Recensioni libri

Paola Masino. Nascita e morte della massaia modello.

Pubblicato il 20-05-2008


Paola Masino, grande scrittrice degli anni ‘30 e ‘40 e femminista ante-litteram,
nacque a Pisa il 20 maggio del 1908 e morì a Roma nel 1989. Bambina prodigio,
ebbe nel padre un’importante guida letteraria, mentre la madre di origine
aristocratica alimentò la sua fantasia visionaria. Nel 1927 conobbe Massimo
Bontempelli (che era all’apice della carriera, era sposato, e aveva 30 anni più
di lei); dopo un soggiorno a Firenze e a Parigi, nel 1931 rientrò in Italia e si
unì definitivamente allo scrittore, del quale divenne la compagna e col quale
condivise sia vita letteraria che percorso esistenziale. A proposito delle
difficoltà iniziali, in un suo appunto scrisse: «Abbandonare la casa paterna
dove tutto era stato innocenza e reciproco affetto, per una vita irregolare, con
un uomo sposato, contro la volontà e il giudizio di tutti, in una incomprensione
ostile, nutrita solo da una fede cieca nel nostro amore. Non mi sono sbagliata.
Non potevo sbagliare.».
Agli anni ‘30 appartengono opere di gusto fantastico
e surreale (“Decadenza di una morte”, “Monte Ignoso e “Periferia”), agli anni
‘40 testi densi di un realismo amaro e grigio se pur permeato di una certa
sensualità, caratterizzati da una scrittura prosaica e da tristi tragedie
quotidiane, forse per questo più desolate e tremende (“Racconto grosso e altri”
e “Memoria d’Irene”). “Nascita e morte della massaia” (1945) fu però il suo
romanzo più riuscito; scritto durante il suo esilio veneziano al seguito di
Bontempelli (quando Paola si sentiva limitata in un ruolo casalingo che non le
lasciava il tempo per scrivere) e colpito dalla censura fascista, fu pubblicato
dalla Bompiani soltanto nel 1945 (fuori tempo, fu male apprezzato in corso di
nascente Neorealismo). Con vis polemica e tono sarcastico, la Masino fa a pezzi
il ruolo di angelo del focolare, di perfetta padrona di casa, di massaia modello
ossessionata dalle cure per la casa, cui era obbligata la donna della borghesia
all’inizio del secolo. La scrittrice immagina una ragazza senza nome, ribelle e
sognatrice (passa la sua infanzia in dormiveglia, distesa in un baule insieme a
libri e cianfrusaglie ammuffite «catalogando pensieri di morte»), che a diciotto
anni è costretta dalla madre a uscire dal baule e a sposare senza amore un
vecchio zio, immiserendosi in un’inutile vita ipocritamente “normale” e
avviandosi verso la morte, già decrepita a 40 anni (post-mortem, continuerà a
essere afflitta dalla preoccupazione di pulire e lucidare la sua tomba!).
Ha
anche scritto poesie e libretti d’opera per Franco Mannino, ha collaborato con
riviste e giornali, e ha partecipato a programmi radiofonici di cultura. Nel
1947, insieme con altri intellettuali, ha ideato il Premio Strega.
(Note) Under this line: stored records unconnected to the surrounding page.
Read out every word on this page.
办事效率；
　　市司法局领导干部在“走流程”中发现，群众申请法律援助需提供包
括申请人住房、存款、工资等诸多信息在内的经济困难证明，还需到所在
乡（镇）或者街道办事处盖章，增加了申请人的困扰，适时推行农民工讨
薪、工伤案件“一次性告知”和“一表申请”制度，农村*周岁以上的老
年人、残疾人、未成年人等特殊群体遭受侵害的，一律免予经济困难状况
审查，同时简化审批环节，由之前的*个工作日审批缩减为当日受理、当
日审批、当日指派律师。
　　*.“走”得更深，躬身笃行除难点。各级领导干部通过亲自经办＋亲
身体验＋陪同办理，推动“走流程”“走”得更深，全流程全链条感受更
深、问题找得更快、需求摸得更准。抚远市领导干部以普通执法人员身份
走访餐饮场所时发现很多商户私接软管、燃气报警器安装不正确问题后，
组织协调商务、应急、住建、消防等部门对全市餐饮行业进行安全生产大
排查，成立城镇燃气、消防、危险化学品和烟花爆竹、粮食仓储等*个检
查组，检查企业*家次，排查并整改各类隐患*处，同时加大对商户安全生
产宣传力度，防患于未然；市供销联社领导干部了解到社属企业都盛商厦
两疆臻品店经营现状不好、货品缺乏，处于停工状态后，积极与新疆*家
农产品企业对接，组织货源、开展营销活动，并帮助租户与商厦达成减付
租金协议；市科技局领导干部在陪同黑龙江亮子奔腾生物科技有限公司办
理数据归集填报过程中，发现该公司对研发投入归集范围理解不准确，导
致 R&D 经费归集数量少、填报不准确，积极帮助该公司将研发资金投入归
Dopo la morte
di Massimo Bontempelli (1960), assistito per più di dieci anni di malattia,
Paola Masino ha cessato di scrivere, divenendo una «disoccupata nel mondo» e
limitandosi a riordinare le carte dell’archivio del marito e a curare le
edizioni dei suoi racconti inediti. In un suo appunto ha lasciato scritto: «Oggi
so che ho perduto, che la mia vita cominciata come una straordinaria aurora, si
è spenta riducendo in cenere anche quei bagliori iniziali, ove avevo creduto di
leggere un più nobile e arduo destino». Alquanto trascurata dalla critica, negli
anni ‘80 è stata riscoperta dalle femministe e nel 2001 le studiose Bernardini
Napoletano e Mascia Galateria (valutando l’archivio personale della scrittrice,
acquisito dall’Università La Sapienza) hanno preparato su di lei una mostra, un
convegno e un volume pubblicato dalla Fondazione Mondadori, recuperando la sua
eredità e tramandandola alle generazioni future.
Paolo
Poli, nel suo premiato spettacolo “Sei brillanti”, ha inserito “Fame” (1932), un
surreale e sarcastico racconto della Masino, censurato dal Regime, ove si
racconta di un padre incapace di nutrire i suoi figli durante la crisi del ‘29,
che li uccide con il loro passivo e triste consenso.